The Crime“ erfindet zwar das Genre nicht neu, genaugenommen wirkt er immer wie eine leicht upgedatete spielfilmlange Siebzigern-Jahre-“The Sweeney“-Episode, in Breitwand und mit exzessiven Actionszenen (über den Höhepunkt, bei dem während einer Autoverfolgungsjagd eine halbe Fertighaussiedlung zerstört wird, habe ich noch nichts gesagt), aber er hat eine rohe, mitreisende Kraft, die heute nur wenige Filme haben.

Gleichzeitig ist es ein Abgesang auf eine Ära, in der die Polizei Bürgerrechte noch nicht einmal den gesetzestreuen Bürgern zugestehen wollte. Bei aller Verherrlichung der Sweeney zeigt „The Crime“ auch, dass diese Zeit vorbei ist.

The Crime - Plakat

The Crime (The Sweeney, Großbritannien 2012)

Regie: Nick Love

Drehbuch: Nick Love, John Hodge

mit Ray Winstone, Ben Drew, Hayley Atwell, Steven Mackintosh, Paul Anderson, Alan Ford, Damian Lewis

Länge: 113 Minuten

FSK: ab 16 Jahre

Hinweise

Deutsche Facebook-Seite zum Film

Film-Zeit über „The Crime“

Metacritic über „The Crime“

Rotten Tomatoes über „The Crime“

Wikipedia über „The Crime“

Die Pressekonferenz vom 3. September 2012 zum UK-Filmstart

Und einige sehr wahre Worte von Regisseur Nick Love zum Stil von „The Crime“ (The Sweeney, GB 2012)

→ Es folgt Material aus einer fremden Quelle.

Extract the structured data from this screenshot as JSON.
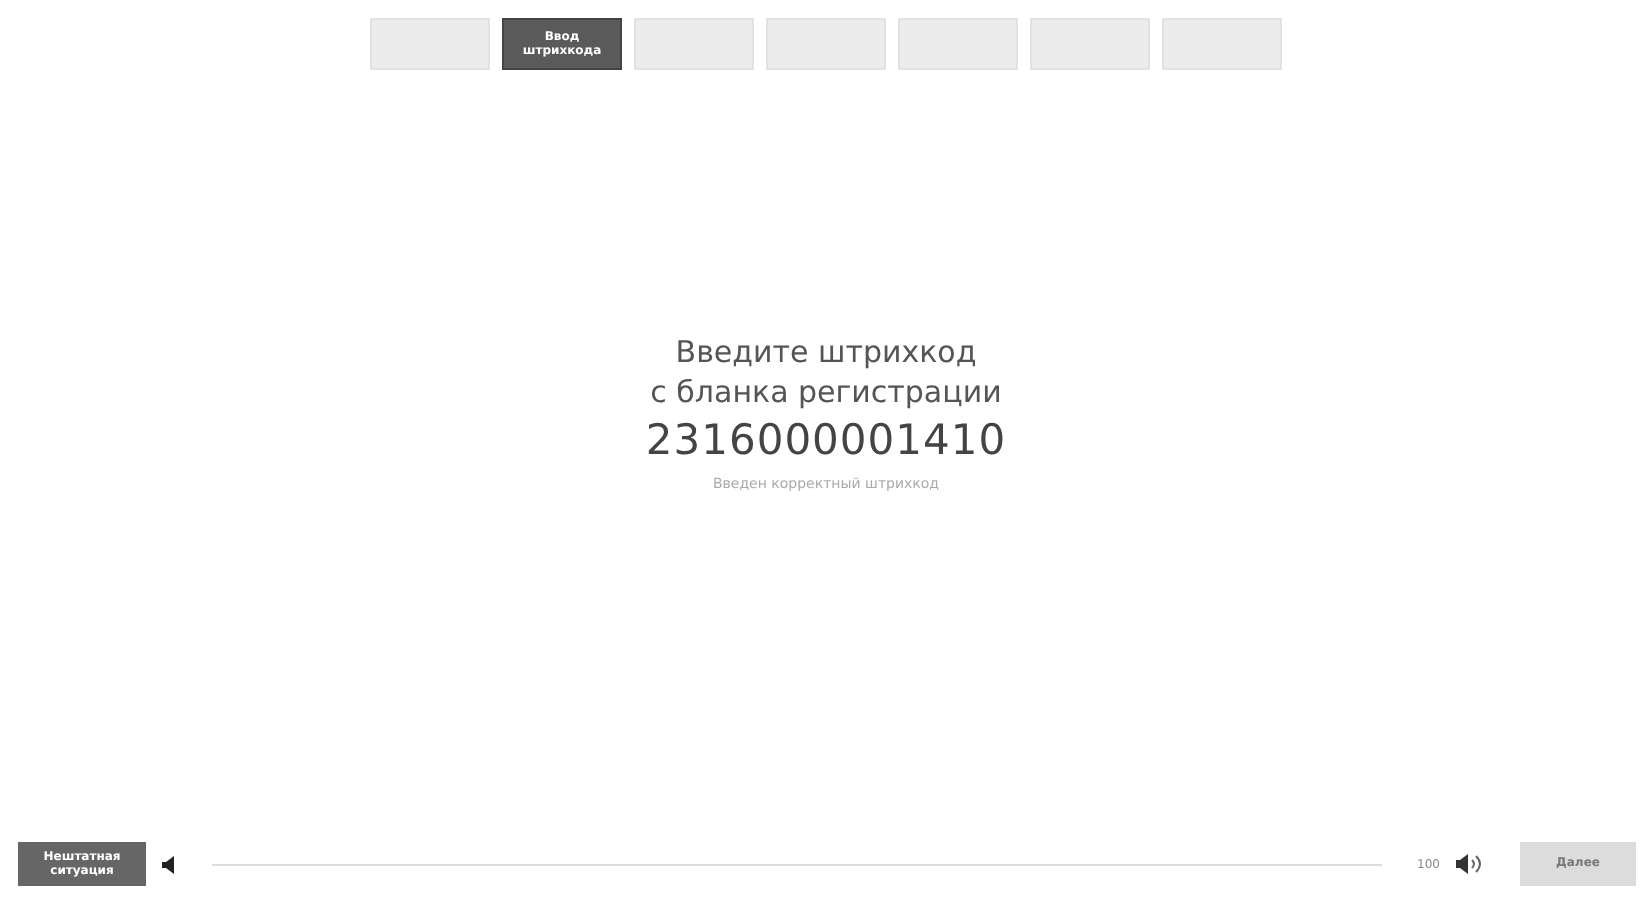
{
  "tabs": [
    {
      "selected": false
    },
    {
      "label": "Ввод штрихкода",
      "selected": true
    },
    {
      "selected": false
    },
    {
      "selected": false
    },
    {
      "selected": false
    },
    {
      "selected": false
    },
    {
      "selected": false
    }
  ],
  "prompt": [
    "Введите штрихкод",
    "с бланка регистрации"
  ],
  "barcode": "2316000001410",
  "status": "Введен корректный штрихкод",
  "footer": {
    "left_button": {
      "label": "Нештатная ситуация",
      "disabled": false
    },
    "volume": "100",
    "next_button": {
      "label": "Далее",
      "disabled": true
    }
  }
}
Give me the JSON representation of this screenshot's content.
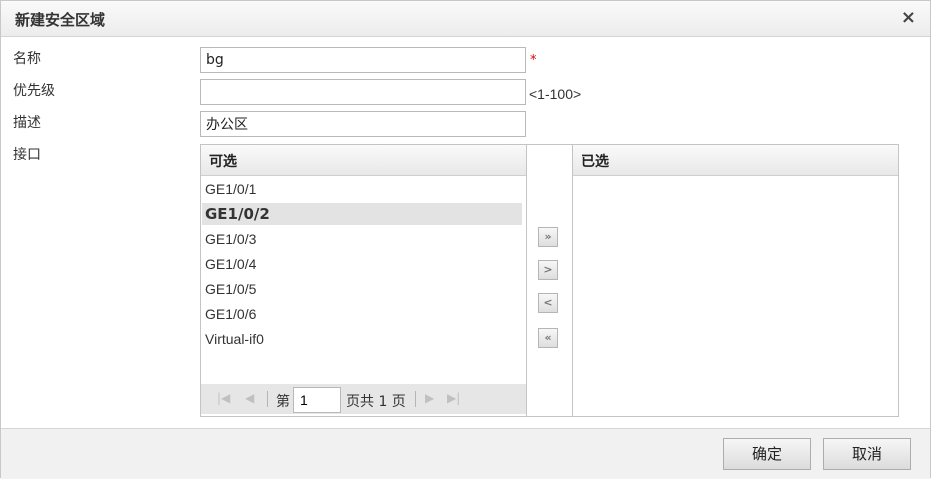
{
  "dialog": {
    "title": "新建安全区域",
    "close_glyph": "×"
  },
  "form": {
    "name_label": "名称",
    "name_value": "bg",
    "required_mark": "*",
    "priority_label": "优先级",
    "priority_value": "",
    "priority_hint": "<1-100>",
    "desc_label": "描述",
    "desc_value": "办公区",
    "interface_label": "接口"
  },
  "available": {
    "header": "可选",
    "items": [
      "GE1/0/1",
      "GE1/0/2",
      "GE1/0/3",
      "GE1/0/4",
      "GE1/0/5",
      "GE1/0/6",
      "Virtual-if0"
    ],
    "selected_item": "GE1/0/2"
  },
  "selected": {
    "header": "已选",
    "items": []
  },
  "transfer": {
    "add_all": "»",
    "add": ">",
    "remove": "<",
    "remove_all": "«"
  },
  "pager": {
    "first": "|◀",
    "prev": "◀",
    "page_prefix": "第",
    "page_value": "1",
    "page_suffix": "页共 1 页",
    "next": "▶",
    "last": "▶|"
  },
  "footer": {
    "ok": "确定",
    "cancel": "取消"
  }
}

Er sollte glatt und edel aussehen. Dieser verwackelte Look der Bourne-Film mit Handkameras ist in meinen Augen etwas passé. Da wird einem schwindlig davon.

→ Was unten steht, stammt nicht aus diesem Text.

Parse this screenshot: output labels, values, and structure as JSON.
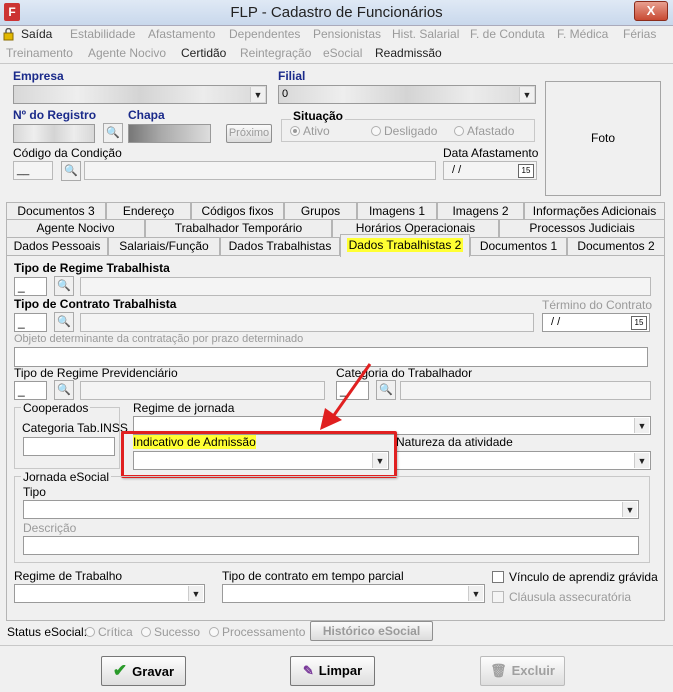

Außerdem gibt es nichts Besseres als totale Einstellungen, wenn man die Geographie eines Films etablieren will. Ich war sehr verblüfft von Filmen wie dem letzten Bond, den ich gesehen habe – ‚Ein Quantum Trost‘ (2008). Da gab es eine Autoverfolgungsjagd, und alles, was man sah, waren Nahaufnahmen. Ich fühlte mich völlig desorientiert davon. In meinem Film habe ich dagegen auf große Ansichten gesetzt, mit langen Trackingshots. Man darf nicht vergessen, dass es darum geht, eine große Leinwand auszufüllen. Sie ist gemacht für solche Aufnahmen.